Allocating Translation Resources and Budget to Stay Competitive
By Angel Zimmerman Co-Founder & Chief Operating Officer, Sajan | September 01, 2013
The hotel industry is already global by nature. Guests come and go, hailing from dozens of countries every week. In your quest to gain a competitive advantage over other hotels, you may be considering expanding your international presence. Introducing your hotel brand to additional markets successfully requires localization-adapting certain facets of your business to local markets.
If you have a budget in place to further expand your hotel's global footprint, the next step is to figure out how to allocate your budget. Where should you get started with your localization prioritization strategy if you are unsure how to proceed?
Apportioning your financial resources prudently is critical. To create the most long-term impact for your hotel brand, you will need to invest in strategic localization options that offer strong competitive potential. Strategic investing can certainly pay off, as InterContinental Hotels Group has demonstrated with the Holiday Inn hotel chain's growing success in emerging markets and worldwide.

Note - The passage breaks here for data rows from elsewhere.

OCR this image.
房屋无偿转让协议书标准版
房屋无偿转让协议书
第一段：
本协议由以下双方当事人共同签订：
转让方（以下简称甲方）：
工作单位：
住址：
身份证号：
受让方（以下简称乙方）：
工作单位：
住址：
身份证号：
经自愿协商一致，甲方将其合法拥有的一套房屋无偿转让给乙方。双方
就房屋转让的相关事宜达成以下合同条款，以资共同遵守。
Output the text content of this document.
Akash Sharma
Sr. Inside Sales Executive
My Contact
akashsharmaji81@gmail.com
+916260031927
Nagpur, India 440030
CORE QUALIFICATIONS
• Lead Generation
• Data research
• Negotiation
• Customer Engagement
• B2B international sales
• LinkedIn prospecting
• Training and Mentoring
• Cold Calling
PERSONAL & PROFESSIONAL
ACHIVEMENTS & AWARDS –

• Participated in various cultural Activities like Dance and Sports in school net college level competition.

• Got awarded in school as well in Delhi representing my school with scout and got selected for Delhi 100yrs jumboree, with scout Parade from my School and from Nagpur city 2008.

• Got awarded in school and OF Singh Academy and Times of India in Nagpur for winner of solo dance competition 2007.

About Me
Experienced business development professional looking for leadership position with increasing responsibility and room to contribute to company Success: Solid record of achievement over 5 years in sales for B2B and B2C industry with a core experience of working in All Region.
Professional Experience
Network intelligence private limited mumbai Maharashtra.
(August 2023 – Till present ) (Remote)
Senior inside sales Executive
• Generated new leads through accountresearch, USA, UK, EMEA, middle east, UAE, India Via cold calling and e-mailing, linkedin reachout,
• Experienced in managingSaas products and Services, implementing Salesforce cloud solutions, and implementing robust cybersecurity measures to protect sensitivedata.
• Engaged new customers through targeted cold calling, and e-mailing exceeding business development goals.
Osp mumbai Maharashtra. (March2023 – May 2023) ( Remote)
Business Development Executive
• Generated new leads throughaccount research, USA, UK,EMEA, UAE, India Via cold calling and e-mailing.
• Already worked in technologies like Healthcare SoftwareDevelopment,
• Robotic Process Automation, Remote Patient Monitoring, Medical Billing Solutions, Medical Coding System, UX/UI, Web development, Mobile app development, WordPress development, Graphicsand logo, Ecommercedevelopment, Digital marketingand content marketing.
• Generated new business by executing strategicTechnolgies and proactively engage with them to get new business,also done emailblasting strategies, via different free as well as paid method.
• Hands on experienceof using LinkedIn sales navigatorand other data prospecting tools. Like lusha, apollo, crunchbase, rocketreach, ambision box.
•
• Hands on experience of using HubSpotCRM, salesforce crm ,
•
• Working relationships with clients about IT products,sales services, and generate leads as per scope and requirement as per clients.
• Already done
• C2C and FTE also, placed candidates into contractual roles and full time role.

The chain recently launched its 60th hotel in China as part of its strategy to target around 20 international markets. A lot of that iconic brand's success is due to strong, consistent international and domestic branding, which is founded upon successful localization. No matter what part of the world a traveler winds up in, he or she knows what to expect from Holiday Inn due to its consistent brand identity.
For hoteliers who aren't sure which forms of localization will provide the sharpest competitive edge, it makes sense to start with proven advice and solid strategies.
Determine Your Goals
Before you can decide which avenues to pursue with localization, you need to first identify your business goals. These will be specific ways for you to build a strong brand presence-or strengthen and adapt your existing brand in key markets. Your defined goal directly correlates to the vehicle for achieving it. As an example, if a hotel chain wants to increase hotel bookings in Thailand and finds that their website is buried in a sea of competing properties in web searches, the marketing team would do well to consider multilingual search engine optimization, or MSEO, as part of its strategy.